There’s no question Garfield is a good performer who can bring a subtle sensitivity to the role — that was clear in his “Red Riding” and “Boy A,” and it will be evident in the fall movies “Never Let Me Go” and “The Social Network,” both of which look like strong awards contenders. (This may be the first time an actor would be considered in performance categories for two movies while also preparing to shoot one of Hollywood’s biggest franchises.)

But subtle sensitivity is beside the point for some skeptics, who have, among other things, raised concerns about Garfield’s age. A 26-year-old playing a teenager, as Garfield will here, poses not simply a cosmetic issue but an acting one. No matter how young someone looks, an actor in his mid- to late 20s may simply have too much life experience to persuade an audience that he is on the cusp of adulthood.

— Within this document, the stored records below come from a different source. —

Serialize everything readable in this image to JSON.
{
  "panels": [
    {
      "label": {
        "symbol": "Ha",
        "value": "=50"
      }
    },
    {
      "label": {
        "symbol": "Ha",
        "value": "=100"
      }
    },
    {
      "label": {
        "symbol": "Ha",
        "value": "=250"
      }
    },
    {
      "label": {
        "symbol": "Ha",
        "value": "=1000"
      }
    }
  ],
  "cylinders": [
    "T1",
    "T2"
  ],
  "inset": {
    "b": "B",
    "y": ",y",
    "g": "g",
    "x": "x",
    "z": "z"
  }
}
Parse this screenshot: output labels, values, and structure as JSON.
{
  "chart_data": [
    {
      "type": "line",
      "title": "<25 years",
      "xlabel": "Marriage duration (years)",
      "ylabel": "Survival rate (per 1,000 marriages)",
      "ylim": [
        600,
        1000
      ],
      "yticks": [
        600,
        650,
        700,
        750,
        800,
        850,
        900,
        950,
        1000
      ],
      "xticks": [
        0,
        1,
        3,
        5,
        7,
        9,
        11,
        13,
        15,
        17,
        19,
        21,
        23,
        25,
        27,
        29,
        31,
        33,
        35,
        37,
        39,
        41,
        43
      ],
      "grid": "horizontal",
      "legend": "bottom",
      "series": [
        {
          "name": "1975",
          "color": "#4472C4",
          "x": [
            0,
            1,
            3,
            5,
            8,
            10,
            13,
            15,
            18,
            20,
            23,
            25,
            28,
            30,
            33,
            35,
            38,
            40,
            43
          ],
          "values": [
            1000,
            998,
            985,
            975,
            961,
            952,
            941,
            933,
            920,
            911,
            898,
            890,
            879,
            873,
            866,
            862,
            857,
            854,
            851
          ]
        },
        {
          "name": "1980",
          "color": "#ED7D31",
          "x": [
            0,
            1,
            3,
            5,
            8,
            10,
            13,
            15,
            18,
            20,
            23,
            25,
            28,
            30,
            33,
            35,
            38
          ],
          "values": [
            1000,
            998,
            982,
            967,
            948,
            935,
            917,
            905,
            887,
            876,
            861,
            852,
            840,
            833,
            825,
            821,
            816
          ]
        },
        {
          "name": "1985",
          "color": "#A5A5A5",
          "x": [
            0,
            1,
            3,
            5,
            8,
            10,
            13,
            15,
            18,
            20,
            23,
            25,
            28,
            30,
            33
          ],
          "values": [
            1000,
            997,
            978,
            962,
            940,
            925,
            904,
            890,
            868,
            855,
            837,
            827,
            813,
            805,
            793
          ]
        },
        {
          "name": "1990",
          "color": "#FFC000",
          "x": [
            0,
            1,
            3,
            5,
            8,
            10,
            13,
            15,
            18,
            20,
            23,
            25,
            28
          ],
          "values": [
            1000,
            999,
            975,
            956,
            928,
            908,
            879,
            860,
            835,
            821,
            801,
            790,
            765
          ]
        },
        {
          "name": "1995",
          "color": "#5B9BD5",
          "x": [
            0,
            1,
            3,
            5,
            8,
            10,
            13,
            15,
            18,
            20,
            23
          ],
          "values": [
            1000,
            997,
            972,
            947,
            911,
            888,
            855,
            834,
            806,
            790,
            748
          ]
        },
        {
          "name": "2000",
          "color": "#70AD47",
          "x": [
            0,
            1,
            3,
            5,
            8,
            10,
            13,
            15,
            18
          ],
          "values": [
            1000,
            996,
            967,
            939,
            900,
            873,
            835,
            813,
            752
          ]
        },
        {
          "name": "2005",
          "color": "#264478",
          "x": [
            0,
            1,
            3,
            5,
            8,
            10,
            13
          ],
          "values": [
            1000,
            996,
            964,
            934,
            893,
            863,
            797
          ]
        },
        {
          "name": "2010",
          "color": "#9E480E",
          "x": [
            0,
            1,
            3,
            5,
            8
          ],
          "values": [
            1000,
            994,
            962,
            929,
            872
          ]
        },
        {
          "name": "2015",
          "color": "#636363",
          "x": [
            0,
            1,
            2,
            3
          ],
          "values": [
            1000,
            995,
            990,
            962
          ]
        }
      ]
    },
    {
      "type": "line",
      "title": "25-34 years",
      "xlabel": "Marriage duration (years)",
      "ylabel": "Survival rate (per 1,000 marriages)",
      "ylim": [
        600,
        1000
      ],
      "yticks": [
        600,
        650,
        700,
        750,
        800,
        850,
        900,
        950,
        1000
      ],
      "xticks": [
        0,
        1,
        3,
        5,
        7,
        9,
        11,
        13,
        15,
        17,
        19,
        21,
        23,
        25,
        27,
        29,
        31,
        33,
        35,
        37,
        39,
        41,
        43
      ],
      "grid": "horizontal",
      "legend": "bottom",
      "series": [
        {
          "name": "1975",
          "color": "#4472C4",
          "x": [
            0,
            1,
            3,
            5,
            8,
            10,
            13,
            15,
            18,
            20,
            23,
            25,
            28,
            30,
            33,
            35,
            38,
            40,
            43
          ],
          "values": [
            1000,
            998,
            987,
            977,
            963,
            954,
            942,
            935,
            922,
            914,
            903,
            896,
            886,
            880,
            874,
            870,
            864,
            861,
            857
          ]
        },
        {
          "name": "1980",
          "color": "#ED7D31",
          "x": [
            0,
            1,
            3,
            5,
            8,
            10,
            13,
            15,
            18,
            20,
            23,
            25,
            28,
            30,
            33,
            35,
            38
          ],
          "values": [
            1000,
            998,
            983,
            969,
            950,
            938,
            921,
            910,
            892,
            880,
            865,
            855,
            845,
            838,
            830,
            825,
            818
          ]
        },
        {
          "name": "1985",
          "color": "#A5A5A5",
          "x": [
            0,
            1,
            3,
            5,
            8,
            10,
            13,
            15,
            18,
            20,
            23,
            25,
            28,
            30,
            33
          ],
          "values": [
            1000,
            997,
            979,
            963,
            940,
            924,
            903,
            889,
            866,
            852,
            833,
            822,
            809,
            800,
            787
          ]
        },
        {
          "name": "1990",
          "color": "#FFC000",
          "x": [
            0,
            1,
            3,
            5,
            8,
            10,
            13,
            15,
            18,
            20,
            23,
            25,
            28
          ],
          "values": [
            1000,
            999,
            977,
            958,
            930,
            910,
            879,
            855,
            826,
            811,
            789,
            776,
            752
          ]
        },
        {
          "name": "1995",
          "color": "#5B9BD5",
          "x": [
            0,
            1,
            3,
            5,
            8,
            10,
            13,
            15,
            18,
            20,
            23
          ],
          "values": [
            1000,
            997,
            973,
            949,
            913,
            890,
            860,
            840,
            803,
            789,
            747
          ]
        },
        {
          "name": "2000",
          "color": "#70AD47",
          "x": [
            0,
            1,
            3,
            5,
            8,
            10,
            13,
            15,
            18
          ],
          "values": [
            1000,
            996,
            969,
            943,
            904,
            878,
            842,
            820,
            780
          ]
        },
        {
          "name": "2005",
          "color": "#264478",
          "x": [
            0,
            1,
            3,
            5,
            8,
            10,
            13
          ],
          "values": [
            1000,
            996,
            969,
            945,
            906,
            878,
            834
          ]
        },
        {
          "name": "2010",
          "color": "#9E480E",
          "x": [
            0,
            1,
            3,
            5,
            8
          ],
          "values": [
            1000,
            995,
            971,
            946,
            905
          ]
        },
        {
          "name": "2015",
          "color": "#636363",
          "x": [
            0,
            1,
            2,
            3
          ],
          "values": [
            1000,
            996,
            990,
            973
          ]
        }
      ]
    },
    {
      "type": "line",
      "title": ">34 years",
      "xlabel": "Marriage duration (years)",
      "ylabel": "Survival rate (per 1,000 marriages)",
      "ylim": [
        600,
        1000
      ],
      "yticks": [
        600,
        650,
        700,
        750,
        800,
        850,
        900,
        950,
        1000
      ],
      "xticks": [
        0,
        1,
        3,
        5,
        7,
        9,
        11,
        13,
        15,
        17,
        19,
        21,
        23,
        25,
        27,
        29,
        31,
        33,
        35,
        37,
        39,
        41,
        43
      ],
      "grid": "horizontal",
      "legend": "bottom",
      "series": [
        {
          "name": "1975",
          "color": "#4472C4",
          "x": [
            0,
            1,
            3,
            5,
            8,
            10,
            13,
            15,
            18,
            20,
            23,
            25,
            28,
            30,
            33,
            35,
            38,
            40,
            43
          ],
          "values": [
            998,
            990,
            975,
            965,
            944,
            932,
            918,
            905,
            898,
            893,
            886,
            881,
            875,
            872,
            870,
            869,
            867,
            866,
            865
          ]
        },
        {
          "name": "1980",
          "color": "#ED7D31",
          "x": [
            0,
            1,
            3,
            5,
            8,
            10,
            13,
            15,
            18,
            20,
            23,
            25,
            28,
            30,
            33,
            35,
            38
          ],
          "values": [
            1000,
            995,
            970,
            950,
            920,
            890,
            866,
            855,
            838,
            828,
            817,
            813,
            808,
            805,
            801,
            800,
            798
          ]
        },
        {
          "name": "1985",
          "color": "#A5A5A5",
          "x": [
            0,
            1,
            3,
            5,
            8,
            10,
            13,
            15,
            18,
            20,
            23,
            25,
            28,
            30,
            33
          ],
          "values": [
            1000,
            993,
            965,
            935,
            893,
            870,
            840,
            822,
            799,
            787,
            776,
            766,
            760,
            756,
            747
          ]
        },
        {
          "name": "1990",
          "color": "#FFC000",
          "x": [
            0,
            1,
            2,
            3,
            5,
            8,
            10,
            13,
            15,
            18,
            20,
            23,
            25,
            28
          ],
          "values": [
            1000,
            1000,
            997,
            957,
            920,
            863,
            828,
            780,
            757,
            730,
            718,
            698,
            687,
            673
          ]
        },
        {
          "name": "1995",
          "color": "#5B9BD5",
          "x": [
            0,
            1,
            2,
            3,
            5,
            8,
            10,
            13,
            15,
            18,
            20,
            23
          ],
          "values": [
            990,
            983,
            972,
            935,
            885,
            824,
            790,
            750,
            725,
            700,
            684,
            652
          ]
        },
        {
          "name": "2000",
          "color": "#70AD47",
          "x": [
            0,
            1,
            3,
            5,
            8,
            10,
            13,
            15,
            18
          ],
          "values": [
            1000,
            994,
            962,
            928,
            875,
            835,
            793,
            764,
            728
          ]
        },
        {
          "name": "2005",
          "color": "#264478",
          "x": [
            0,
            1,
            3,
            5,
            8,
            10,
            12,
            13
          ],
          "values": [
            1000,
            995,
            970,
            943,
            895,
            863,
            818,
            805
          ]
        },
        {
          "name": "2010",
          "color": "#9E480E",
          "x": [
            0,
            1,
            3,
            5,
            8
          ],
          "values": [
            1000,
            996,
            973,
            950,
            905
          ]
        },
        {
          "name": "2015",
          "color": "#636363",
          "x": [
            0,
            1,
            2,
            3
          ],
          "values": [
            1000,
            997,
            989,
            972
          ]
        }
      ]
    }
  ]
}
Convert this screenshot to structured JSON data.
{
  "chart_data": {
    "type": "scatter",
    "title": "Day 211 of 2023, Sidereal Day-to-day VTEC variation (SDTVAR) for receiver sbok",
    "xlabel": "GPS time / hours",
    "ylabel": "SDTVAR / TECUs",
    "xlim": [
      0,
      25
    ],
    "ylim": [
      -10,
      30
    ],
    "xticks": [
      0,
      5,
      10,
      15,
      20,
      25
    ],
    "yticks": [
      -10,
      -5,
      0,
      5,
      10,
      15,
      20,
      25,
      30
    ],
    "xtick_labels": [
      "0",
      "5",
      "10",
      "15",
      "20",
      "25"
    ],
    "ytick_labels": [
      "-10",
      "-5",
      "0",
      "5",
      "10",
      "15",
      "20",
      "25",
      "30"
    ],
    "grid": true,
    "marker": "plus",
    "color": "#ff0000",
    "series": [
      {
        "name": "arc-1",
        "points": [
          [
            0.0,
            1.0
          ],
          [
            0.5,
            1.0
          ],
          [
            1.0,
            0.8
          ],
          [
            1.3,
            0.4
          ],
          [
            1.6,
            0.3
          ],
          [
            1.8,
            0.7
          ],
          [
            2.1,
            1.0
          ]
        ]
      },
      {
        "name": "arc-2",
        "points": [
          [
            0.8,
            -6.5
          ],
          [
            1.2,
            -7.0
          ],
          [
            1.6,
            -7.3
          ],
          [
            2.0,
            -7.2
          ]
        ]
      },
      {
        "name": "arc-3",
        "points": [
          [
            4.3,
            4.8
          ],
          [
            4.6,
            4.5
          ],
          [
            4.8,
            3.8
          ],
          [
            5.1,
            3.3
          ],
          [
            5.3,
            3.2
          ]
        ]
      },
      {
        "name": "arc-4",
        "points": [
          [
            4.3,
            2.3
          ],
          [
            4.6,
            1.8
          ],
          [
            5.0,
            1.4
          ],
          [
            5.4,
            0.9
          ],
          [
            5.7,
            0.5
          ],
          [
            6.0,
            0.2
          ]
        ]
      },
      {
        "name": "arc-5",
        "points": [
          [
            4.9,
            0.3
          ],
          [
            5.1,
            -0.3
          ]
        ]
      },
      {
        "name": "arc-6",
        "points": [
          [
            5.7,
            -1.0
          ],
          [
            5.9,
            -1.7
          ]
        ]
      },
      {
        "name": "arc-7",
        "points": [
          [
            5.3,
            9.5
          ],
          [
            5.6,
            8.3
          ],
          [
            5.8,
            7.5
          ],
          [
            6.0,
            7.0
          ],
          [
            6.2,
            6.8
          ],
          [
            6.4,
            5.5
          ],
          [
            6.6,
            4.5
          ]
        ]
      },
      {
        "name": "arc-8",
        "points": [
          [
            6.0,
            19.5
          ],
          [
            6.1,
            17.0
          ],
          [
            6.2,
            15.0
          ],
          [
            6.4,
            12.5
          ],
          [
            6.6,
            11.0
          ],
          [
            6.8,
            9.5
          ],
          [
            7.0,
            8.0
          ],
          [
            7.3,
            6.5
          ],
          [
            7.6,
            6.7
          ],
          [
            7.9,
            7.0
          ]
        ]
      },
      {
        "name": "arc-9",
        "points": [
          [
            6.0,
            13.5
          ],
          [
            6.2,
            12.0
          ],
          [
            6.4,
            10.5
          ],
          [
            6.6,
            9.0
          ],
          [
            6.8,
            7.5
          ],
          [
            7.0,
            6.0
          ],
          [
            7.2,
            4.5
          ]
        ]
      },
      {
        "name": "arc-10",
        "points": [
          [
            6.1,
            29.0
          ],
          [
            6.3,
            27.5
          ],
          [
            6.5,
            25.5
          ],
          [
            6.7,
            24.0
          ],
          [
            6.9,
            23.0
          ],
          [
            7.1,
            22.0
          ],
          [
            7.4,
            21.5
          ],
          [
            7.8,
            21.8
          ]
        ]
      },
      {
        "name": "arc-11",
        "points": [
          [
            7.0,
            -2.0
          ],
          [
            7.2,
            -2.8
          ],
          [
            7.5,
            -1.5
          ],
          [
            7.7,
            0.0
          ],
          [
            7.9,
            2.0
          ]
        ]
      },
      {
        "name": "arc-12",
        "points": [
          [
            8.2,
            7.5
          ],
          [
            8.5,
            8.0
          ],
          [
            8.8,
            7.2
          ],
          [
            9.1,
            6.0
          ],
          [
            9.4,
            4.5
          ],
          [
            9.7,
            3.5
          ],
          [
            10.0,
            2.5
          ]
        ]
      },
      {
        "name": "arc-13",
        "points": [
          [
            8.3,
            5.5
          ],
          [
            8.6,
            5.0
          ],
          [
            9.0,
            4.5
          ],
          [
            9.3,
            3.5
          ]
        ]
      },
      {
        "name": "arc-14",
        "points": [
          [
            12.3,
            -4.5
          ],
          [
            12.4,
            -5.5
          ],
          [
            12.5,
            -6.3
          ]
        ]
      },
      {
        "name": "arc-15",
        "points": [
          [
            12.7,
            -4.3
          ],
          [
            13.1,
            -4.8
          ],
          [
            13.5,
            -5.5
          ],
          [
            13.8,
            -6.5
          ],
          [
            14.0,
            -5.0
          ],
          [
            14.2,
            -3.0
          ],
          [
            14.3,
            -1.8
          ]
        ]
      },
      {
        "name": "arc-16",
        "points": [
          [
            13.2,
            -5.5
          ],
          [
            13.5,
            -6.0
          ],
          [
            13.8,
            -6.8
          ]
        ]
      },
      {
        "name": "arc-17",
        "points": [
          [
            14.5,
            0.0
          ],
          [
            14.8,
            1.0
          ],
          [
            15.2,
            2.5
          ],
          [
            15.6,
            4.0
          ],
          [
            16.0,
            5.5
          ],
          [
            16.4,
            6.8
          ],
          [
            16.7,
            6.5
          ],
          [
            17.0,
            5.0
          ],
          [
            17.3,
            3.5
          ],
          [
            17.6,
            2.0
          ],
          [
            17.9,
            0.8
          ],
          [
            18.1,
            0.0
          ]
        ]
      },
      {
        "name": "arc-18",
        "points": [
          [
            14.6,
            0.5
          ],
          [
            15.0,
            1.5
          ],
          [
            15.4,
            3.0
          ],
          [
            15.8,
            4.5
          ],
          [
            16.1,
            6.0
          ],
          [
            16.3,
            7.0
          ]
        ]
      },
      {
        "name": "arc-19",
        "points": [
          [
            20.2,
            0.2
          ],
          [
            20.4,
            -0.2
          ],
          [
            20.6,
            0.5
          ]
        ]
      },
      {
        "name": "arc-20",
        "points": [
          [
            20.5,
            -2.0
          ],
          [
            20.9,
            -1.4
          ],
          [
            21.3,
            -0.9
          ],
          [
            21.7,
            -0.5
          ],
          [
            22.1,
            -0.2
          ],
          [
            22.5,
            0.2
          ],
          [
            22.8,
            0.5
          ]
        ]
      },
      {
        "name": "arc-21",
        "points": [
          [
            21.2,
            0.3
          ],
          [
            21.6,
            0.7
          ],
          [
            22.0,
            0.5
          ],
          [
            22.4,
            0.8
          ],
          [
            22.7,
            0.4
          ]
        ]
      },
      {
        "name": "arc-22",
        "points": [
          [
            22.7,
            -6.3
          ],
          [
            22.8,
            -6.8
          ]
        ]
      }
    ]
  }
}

And then there’s the question about whether Garfield can, as the expression goes in Hollywood, fill the suit. Few doubt that the actor will bring the vulnerability to the Peter Parker part of the role. But the question is whether he can bring the brio and swagger to the Spider-Man side. Good actors can star in all kinds of films, but superheroes demand a different quality: presence.

So, at least, goes the argument from the likes of Team Lerman and Team Yelchin. But it’s hard not to feel that the sentiment is a little misplaced. Actors grow into parts all the time (especially actors who’ve not yet been given a chance to show their skills). The role makes the actor as much as the actor makes the role.

When he was cast in the original “Spider-Man,” after all, Maguire himself was mainly an art-house actor known for roles in upscale dramas such as “The Ice Storm” and “Wonder Boys.” The acting chops he developed in those sorts of movies served him well in “Spider-Man.” Garfield may have a big suit to fill, but there’s reason to believe that his art-house background will help him to crawl up the same walls.

“There’s a tremendous depth, vulnerability and tenderness, but there’s an edge to him too,” said Fox Searchlight production president Claudia Lewis about Garfield, whom she worked with on “Never Let Me Go.” “He brings a different kind of masculinity.”